Defense Will Be the Key To the Cincinnati Bearcats' Success in 2010

Brian MurtaughAnalyst IJune 30, 2010

MIAMI - JANUARY 01:  Brandon Underwood #8 of the Cincinnati Bearcats celebrates with his teammates after making an interception against the Virginia Tech Hokies during the FedEx Orange Bowl at Dolphin Stadium on January 1, 2009 in Miami, Florida.  (Photo by Doug Benc/Getty Images)
Doug Benc/Getty Images

Towards the end of the 2009 season, the Bearcats defense began to deteriorate significantly and ultimately spelled doom for Cincinnati in the Sugar Bowl. Turn the page to the 2010 pre-season and new head coach Butch Jones is beginning to lay the foundation for what he hopes will become a National Championship contender.

In the last five games of last season, Cincinnati surrendered an average of 471 yards a game and nearly 40 points against them. Those numbers are simply not good enough to propel an “on the rise” program into a position to become a title contender.
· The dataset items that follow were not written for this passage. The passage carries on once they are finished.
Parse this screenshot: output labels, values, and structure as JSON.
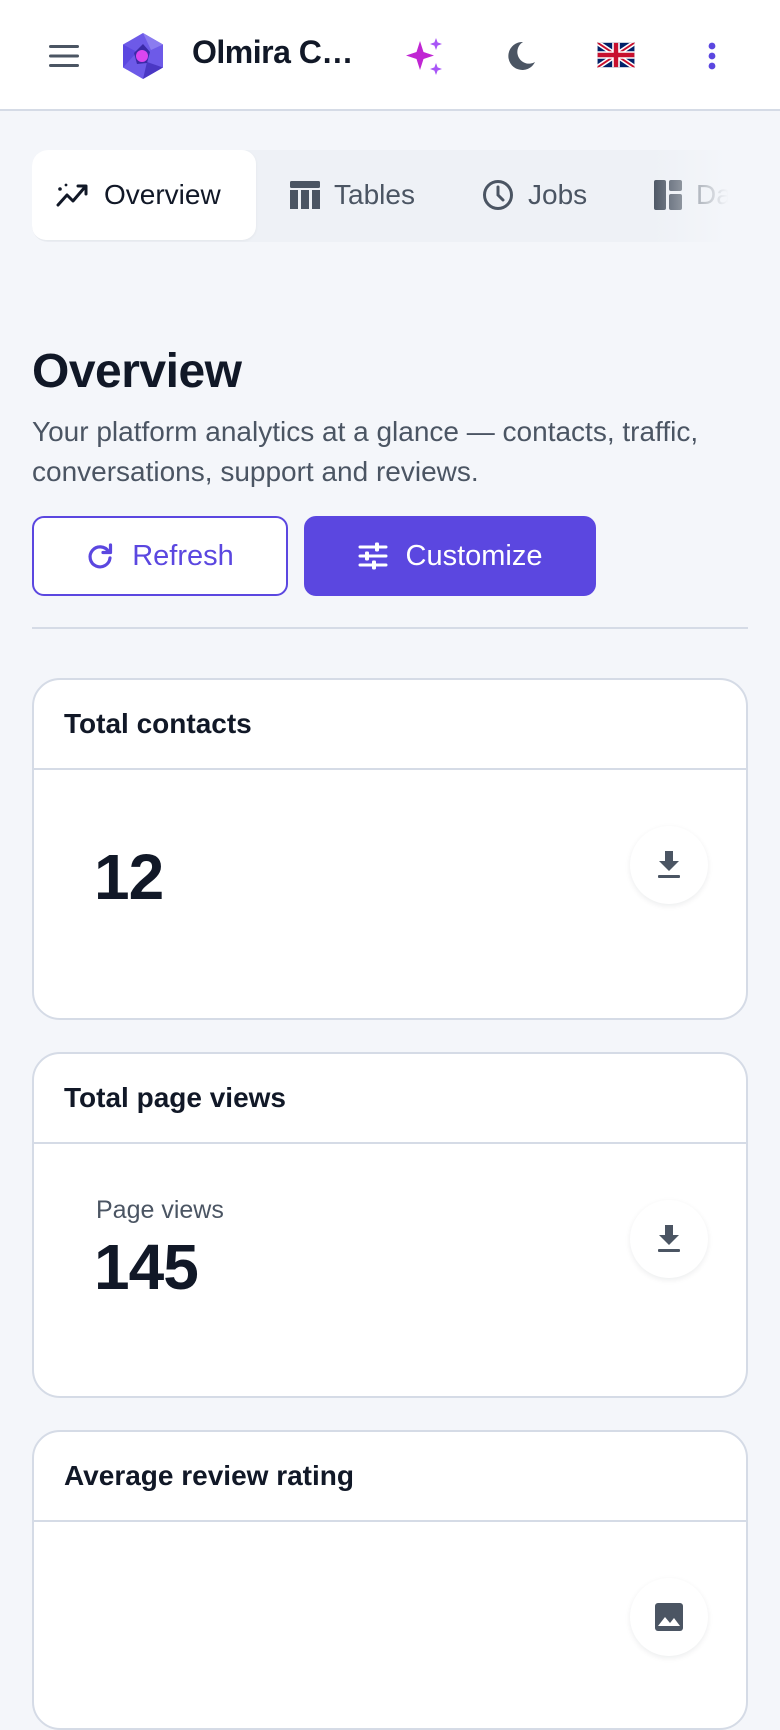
{
  "app": {
    "title": "Olmira Co…",
    "icons": {
      "menu": "menu-icon",
      "logo": "hexagon-star-logo",
      "assistant": "sparkles-icon",
      "theme": "moon-icon",
      "language": "uk-flag-icon",
      "more": "more-vertical-icon"
    },
    "colors": {
      "accent": "#5b47e0",
      "sparkle": "#c026d3",
      "text": "#111827",
      "muted": "#4b5563",
      "border": "#d5dbe6",
      "background": "#f4f6fa"
    }
  },
  "tabs": [
    {
      "label": "Overview",
      "icon": "trending-line-icon",
      "active": true
    },
    {
      "label": "Tables",
      "icon": "table-icon",
      "active": false
    },
    {
      "label": "Jobs",
      "icon": "clock-icon",
      "active": false
    },
    {
      "label": "Das",
      "icon": "dashboard-icon",
      "active": false
    }
  ],
  "page": {
    "title": "Overview",
    "subtitle": "Your platform analytics at a glance — contacts, traffic, conversations, support and reviews."
  },
  "actions": {
    "refresh_label": "Refresh",
    "customize_label": "Customize"
  },
  "cards": [
    {
      "title": "Total contacts",
      "label": "",
      "value": "12",
      "action_icon": "download-icon"
    },
    {
      "title": "Total page views",
      "label": "Page views",
      "value": "145",
      "action_icon": "download-icon"
    },
    {
      "title": "Average review rating",
      "label": "",
      "value": "",
      "action_icon": "image-icon"
    }
  ]
}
Defensive coordinators, Tim Banks and John Jancek, have a good core of young players returning in 2010 and hope to teach principles of consistency and discipline. Banks will also be in his first year on the Bearcats coaching staff but brings an impressive track record with him to Nippert Stadium. Under coach Jones at the University of Central Michigan, Banks was the ring leader of a defense that held opponents to only 18.9 points per game.

That is a significant improvement and a point of optimism for a Bearcat team that is looking for their third consecutive Big East title.

Fortunately for the new Bearcat coaching regime, the failures and successes of the past will help shape the Cincinnati defense of the future. During the 2009 season, Cincinnati entered most games with a defensive mindset that incorporated containment and limiting penalties. Although the Bearcats were successful at defending the big play, they still could not keep their opponents off the scoreboard.

This new regime in Cincinnati knows how to come out successful at the end of a football game. In an interview with earlier this spring, Banks said “The guys we have right now are going to have to pick it up. We’re going to have to find a way. We have to play harder than anybody else we play. The sooner we understand that, the better we’ll be.”

Cincinnati’s offense in 2009 was the real strong point of the team. Now with the offense in slight uncertainty, the pressure on the defense to perform is greater than ever. The Bearcats will open this season on the first Saturday of September against Fresno State. The game will be televised on ESPN2 and fans will get their first glimpse of what could be a very defensive football team in 2010.